Parsing a variant results in objects that represent the variant. A
SequenceVariant object is comprised of an accession (ac), an HGVS
sequence type (c,g,m,n,r,p), and 0 or more specific sequence
changes (posedit – a POSition and EDIt).:
>>> var_g
SequenceVariant(ac=NC_000017.11, type=g, posedit=43091687del, gene=None)
The posedit is itself an object of the hgvs.posedit.PosEdit class:
>>> var_g.posedit
PosEdit(pos=43091687, edit=del, uncertain=False)

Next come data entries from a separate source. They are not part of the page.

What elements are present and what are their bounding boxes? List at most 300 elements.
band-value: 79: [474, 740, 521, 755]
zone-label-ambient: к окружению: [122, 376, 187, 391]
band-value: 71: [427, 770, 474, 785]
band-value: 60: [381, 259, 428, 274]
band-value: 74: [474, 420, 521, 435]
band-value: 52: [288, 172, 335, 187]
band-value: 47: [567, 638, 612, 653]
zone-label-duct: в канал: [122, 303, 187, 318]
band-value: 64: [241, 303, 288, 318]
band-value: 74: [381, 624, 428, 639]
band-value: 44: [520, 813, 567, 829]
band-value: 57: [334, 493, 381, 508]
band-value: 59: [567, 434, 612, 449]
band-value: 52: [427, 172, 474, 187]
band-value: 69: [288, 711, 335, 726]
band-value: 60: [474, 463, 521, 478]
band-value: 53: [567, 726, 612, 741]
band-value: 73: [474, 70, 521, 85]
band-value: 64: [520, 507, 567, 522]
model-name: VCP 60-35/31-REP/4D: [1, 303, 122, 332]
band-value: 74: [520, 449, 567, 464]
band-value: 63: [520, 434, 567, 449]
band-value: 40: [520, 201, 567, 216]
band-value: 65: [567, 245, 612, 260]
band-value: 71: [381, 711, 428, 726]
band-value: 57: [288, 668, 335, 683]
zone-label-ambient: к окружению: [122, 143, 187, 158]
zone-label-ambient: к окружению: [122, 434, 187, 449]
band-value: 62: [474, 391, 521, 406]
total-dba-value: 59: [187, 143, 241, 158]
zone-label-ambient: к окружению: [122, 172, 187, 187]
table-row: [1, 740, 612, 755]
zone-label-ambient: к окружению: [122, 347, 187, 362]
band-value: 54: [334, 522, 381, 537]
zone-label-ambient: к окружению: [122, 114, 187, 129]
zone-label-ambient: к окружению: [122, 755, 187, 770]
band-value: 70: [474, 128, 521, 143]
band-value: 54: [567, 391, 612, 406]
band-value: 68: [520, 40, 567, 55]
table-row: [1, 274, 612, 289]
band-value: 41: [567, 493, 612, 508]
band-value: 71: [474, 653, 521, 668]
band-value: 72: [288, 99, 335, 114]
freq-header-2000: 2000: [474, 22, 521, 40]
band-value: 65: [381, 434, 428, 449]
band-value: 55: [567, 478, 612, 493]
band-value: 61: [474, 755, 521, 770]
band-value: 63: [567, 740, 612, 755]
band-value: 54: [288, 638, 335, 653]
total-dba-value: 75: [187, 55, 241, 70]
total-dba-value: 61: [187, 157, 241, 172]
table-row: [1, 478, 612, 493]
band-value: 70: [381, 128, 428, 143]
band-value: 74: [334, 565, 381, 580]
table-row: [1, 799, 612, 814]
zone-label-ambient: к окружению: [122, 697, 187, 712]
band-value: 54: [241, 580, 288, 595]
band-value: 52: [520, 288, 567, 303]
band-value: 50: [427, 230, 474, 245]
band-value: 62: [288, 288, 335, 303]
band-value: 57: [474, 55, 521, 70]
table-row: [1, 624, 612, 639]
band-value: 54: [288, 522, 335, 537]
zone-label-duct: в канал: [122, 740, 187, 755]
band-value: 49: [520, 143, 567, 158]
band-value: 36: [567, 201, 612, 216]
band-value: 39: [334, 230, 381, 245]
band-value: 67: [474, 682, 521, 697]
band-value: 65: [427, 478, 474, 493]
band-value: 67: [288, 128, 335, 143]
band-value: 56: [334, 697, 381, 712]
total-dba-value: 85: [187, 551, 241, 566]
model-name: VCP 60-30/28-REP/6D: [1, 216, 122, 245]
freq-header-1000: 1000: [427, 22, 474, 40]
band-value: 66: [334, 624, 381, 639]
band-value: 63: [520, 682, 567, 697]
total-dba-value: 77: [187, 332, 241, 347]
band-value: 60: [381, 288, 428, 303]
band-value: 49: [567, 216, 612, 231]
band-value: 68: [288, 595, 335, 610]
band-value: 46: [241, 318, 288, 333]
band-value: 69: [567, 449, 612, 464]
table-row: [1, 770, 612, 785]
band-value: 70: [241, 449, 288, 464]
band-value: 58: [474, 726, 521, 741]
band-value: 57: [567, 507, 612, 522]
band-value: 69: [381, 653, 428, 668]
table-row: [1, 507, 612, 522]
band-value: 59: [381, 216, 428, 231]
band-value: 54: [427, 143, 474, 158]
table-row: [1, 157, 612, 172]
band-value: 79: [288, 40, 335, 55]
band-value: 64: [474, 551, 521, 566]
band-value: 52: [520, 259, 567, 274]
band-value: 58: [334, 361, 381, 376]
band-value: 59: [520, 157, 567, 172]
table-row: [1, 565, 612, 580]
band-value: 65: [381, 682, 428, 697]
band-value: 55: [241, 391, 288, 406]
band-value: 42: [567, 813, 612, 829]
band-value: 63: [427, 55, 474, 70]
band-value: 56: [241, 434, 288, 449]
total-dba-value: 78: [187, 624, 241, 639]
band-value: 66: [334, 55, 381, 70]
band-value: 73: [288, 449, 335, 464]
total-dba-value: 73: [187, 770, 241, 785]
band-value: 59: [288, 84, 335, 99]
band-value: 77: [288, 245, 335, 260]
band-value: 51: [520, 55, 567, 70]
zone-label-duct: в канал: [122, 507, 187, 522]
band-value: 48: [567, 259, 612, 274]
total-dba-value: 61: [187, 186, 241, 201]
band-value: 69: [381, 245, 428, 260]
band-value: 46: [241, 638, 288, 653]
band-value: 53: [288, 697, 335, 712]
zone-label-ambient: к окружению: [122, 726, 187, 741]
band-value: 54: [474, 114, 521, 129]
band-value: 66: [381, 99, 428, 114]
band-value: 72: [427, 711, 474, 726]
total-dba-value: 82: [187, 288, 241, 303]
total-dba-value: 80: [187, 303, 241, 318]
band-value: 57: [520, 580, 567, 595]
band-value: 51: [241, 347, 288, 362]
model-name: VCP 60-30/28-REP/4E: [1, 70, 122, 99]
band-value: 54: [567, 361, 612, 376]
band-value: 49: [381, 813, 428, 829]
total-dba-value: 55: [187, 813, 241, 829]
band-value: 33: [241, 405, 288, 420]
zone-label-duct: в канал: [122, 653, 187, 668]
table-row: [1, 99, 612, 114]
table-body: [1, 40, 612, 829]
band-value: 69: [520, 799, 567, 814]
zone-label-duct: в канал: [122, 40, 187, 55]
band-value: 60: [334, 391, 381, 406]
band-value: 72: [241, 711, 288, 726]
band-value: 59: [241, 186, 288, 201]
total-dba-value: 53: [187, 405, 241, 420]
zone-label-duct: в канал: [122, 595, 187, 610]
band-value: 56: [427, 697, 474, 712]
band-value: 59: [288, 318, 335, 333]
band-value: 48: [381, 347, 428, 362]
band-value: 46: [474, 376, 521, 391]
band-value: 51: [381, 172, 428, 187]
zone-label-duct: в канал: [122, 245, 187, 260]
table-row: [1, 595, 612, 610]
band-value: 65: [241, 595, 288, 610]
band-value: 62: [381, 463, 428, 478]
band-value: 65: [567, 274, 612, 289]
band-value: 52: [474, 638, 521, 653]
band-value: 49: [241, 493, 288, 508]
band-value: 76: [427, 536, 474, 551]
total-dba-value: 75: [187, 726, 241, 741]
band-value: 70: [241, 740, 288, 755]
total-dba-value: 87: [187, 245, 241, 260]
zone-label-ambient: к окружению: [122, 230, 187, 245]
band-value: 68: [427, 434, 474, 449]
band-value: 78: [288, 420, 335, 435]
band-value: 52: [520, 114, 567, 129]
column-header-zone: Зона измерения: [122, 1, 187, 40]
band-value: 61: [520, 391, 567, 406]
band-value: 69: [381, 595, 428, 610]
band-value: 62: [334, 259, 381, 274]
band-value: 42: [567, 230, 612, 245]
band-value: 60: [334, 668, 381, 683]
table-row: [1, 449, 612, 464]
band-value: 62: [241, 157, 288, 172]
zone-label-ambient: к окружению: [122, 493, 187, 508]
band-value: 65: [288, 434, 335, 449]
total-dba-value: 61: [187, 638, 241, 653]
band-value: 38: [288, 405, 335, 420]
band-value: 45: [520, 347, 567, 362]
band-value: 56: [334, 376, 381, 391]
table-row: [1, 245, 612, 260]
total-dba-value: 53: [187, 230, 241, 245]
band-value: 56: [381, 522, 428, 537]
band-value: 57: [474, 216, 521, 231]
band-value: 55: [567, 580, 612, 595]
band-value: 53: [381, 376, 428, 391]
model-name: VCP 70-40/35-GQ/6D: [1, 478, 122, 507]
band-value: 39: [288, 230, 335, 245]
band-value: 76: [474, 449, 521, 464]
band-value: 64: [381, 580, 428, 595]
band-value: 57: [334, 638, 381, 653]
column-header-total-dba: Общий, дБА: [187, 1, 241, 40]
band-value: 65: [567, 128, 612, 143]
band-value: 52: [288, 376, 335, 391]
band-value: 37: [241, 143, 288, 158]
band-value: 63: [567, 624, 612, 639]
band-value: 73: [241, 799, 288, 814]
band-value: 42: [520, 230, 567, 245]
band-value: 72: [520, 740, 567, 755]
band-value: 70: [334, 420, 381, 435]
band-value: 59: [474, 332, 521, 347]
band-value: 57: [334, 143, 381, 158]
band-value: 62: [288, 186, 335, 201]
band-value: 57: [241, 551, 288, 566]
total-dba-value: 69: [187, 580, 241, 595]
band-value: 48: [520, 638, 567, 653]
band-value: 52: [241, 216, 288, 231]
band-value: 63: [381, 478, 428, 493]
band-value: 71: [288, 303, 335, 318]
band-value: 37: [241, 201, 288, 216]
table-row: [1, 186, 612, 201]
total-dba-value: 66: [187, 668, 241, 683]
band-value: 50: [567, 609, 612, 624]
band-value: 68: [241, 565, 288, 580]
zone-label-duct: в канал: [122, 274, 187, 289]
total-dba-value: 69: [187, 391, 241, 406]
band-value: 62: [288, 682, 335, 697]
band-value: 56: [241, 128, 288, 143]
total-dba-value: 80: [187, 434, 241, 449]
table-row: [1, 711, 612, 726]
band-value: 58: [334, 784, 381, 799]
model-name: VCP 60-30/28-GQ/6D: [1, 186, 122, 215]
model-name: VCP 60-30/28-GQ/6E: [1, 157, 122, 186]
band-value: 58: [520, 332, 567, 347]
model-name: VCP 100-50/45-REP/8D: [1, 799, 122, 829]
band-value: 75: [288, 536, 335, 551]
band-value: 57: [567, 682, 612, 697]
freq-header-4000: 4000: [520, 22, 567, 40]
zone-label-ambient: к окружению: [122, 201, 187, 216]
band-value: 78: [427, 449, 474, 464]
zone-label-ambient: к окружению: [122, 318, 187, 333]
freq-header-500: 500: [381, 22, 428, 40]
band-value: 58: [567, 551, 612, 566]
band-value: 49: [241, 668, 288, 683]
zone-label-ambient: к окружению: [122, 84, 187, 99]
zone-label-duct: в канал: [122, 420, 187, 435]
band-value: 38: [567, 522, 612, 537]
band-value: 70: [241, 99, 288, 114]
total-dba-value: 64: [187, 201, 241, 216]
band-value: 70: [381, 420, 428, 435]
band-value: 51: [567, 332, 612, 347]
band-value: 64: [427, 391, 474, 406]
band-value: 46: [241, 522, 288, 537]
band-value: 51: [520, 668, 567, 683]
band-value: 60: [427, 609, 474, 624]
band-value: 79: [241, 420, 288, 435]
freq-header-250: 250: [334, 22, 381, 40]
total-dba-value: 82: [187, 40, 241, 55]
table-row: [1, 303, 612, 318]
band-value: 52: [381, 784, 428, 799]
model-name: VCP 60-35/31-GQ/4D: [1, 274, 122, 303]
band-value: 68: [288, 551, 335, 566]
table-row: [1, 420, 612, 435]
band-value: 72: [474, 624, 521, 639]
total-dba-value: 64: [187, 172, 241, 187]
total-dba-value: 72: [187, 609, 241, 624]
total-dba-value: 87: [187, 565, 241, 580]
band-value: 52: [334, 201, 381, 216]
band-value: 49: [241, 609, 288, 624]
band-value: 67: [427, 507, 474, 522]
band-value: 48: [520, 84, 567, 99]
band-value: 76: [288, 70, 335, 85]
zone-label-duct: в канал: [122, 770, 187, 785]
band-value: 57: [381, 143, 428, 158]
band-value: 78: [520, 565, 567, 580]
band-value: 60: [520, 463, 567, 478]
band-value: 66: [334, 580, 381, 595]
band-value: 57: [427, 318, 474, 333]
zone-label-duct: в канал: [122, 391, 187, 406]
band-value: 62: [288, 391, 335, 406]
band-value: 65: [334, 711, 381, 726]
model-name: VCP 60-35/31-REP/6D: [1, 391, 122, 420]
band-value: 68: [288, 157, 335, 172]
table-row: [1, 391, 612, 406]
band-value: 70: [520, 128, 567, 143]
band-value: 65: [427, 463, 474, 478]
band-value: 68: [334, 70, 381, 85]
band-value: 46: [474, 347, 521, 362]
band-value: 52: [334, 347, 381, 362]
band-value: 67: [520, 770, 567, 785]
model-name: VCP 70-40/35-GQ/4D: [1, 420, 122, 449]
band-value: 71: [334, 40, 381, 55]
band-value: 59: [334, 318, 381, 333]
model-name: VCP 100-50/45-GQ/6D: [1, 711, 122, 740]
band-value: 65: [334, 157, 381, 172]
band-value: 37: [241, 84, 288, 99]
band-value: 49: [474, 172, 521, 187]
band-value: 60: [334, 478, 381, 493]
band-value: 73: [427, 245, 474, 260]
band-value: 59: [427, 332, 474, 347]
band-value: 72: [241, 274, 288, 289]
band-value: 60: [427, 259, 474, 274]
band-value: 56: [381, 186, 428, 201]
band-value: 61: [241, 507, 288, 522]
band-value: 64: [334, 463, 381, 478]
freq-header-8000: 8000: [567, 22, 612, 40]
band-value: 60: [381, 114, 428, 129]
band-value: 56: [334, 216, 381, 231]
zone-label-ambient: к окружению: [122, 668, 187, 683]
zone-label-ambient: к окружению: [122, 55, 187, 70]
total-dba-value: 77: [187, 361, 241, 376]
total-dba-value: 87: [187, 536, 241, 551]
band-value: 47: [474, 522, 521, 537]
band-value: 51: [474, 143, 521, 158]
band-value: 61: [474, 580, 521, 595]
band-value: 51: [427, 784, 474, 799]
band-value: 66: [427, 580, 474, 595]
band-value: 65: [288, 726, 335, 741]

The pos (position) and edit attributes are also objects that
can represent intervals and more complex edit operations like indels.
The uncertain flag enables representation of HGVS uncertainty
(typically with parentheses around the uncertain
component). “stringifying” a variant regenerates an HGVS variant:
>>> str(var_g)
'NC_000017.11:g.43091687del'
>>> "This is a variant: {v}".format(v=var_g)
'This is a variant: NC_000017.11:g.43091687del'
And, in Python 3, stringification works in f-strings, like so:
> >> f"{var_g}"
'NC_000017.11:g.43091687del'
Validating and Normalizing Variants¶
hgvs provides functionality to validate and normalize variants:
>>> normalize(var_g)
SequenceVariant(ac=NC_000017.11, type=g, posedit=43091688del, gene=None)
>>> validate(var_g)
True
Projecting variants between sequences¶
When two sequences have alignments available in , a variant may be
“projected” from one sequence to the other. hgvs supports
projecting variants
- from g to c, n
- from c to g, n, p
- from n to c, g
The hgvs.assemblymapper.AssemblyMapper class provides a
high-level interface to variant projection. hgvs.easy
initializes AssemblyMapper instances for GRCh37 and GRCh37 as am37
and am38 respectively. For example:
>>> transcripts = am38.relevant_transcripts(var_g)
>>> sorted(transcripts)
['NM_007294.3', 'NM_007297.3', 'NM_007298.3', 'NM_007299.3', 'NM_007300.3', 'NR_027676.1']
We can now project the genomic variant, var_g, to each of these
transcripts using the g_to_t function, and the transcript variant
to a protein sequnce using the t_to_p function.
>>> for ac in sorted(get_relevant_transcripts(var_g)):
... var_t = g_to_t(var_g, ac)
... var_p = t_to_p(var_t)
... print("-> " + str(var_t) + " (" + str(var_p) + ") ")
...
-> NM_007294.3:c.3844del (NP_009225.1:p.(Glu1282AsnfsTer25))
-> NM_007297.3:c.3703del (NP_009228.2:p.(Glu1235AsnfsTer25))
-> NM_007298.3:c.788-655del (NP_009229.2:p.?)
-> NM_007299.3:c.788-655del (NP_009230.2:p.?)
-> NM_007300.3:c.3844del (NP_009231.2:p.(Glu1282AsnfsTer25))
-> NR_027676.1:n.3980del (non-coding)
In hgvs, the t type can be either c or n. Only
variants on coding sequences (c.) can be projected to a protein
sequence. As a special case, t_to_p returns “non-coding” when the
input variant is on a non-coding sequence.